When running a self-hosted Letta server in a production environment (i.e. with untrusted users), make sure to enable both password protection (to prevent unauthorized access to your server over the network) and tool sandboxing (to prevent malicious tools from executing in a privledged environment).
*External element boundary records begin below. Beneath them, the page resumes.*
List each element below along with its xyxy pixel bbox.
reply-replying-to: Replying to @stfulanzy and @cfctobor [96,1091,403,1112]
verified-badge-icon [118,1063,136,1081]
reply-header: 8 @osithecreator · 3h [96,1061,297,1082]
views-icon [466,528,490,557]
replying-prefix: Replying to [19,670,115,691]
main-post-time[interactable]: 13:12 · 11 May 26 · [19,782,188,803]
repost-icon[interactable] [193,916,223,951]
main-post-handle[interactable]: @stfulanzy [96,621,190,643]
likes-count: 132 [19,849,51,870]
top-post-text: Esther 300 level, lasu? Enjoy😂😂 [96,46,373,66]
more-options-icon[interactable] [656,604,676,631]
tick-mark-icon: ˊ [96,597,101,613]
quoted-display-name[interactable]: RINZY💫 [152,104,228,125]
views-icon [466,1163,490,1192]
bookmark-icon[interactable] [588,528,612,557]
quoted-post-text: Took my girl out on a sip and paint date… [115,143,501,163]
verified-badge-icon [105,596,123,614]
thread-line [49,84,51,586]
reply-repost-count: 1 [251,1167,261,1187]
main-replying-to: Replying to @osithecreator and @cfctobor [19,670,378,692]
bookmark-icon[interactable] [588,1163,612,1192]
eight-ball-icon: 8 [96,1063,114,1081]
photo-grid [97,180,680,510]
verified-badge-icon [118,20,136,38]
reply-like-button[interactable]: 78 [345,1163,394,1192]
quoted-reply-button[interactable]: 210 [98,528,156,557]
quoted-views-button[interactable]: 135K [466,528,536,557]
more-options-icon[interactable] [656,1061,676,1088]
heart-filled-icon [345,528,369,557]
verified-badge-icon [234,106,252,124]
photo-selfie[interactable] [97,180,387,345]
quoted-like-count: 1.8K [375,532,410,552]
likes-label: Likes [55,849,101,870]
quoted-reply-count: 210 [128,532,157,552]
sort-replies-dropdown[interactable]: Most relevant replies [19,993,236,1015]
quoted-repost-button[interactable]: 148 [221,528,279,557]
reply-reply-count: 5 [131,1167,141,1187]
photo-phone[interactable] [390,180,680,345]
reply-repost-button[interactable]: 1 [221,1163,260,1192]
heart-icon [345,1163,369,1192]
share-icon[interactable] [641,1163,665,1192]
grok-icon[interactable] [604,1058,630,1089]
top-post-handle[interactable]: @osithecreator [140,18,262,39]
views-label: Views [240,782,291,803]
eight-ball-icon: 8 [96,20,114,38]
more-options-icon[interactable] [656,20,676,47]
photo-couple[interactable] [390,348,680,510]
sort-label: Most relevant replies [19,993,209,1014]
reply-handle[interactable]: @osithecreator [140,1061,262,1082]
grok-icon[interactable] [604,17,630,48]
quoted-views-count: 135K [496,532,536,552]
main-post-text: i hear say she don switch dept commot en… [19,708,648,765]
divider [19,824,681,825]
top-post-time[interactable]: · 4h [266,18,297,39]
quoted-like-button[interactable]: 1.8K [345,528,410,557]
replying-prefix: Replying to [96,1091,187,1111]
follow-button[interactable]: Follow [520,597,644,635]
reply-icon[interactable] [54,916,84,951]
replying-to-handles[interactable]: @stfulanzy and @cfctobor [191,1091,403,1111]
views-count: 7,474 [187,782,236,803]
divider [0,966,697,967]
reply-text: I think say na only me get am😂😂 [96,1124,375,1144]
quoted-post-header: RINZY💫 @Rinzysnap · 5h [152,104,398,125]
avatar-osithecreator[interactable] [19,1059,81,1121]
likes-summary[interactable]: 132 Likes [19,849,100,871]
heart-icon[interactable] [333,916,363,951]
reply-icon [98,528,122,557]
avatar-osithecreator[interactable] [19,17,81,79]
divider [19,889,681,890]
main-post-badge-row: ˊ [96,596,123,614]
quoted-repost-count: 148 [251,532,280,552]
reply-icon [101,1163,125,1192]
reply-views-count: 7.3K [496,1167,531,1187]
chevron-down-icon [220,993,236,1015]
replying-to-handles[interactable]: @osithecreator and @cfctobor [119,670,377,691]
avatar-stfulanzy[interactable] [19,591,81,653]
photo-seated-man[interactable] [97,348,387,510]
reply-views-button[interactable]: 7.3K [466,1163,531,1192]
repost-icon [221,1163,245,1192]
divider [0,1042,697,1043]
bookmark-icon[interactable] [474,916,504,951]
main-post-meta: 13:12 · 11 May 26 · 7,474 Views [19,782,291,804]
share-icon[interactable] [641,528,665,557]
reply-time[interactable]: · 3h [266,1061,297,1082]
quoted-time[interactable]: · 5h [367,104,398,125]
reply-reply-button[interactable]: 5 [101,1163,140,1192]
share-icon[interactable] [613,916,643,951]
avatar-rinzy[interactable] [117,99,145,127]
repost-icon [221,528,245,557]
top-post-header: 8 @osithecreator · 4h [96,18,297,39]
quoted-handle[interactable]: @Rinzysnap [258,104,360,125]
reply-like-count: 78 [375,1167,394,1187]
To password protect your server, include SECURE=true and LETTA_SERVER_PASSWORD=yourpassword in your docker run command:

1# If LETTA_SERVER_PASSWORD isn't set, the server will autogenerate a password
2docker run \
3 -v ~/.letta/.persist/pgdata:/var/lib/postgresql/data \
4 -p 8283:8283 \
5 --env-file .env \
6 -e SECURE=true \
7 -e LETTA_SERVER_PASSWORD=yourpassword \
8 letta/letta:latest

With password protection enabled, you will have to provide your password in the bearer token header in your API requests:

1// install letta-client with `npm install @letta-ai/letta-client`
2import { LettaClient } from '@letta-ai/letta-client'
3
4// create the client with the token set to your password
5const client = new LettaClient({
6 baseUrl: "http://localhost:8283",
7 token: "yourpassword"
8});

Tool sandboxing

To enable tool sandboxing, set the E2B_API_KEY and E2B_SANDBOX_TEMPLATE_ID environment variables (via E2B) when you use docker run. When sandboxing is enabled, all custom tools (created by users from source code) will be executed in a sandboxed environment.

This does not include MCP tools, which are executed outside of the Letta server (on the MCP server itself), or built-in tools (like memory_insert), whose code cannot be modified after server startup.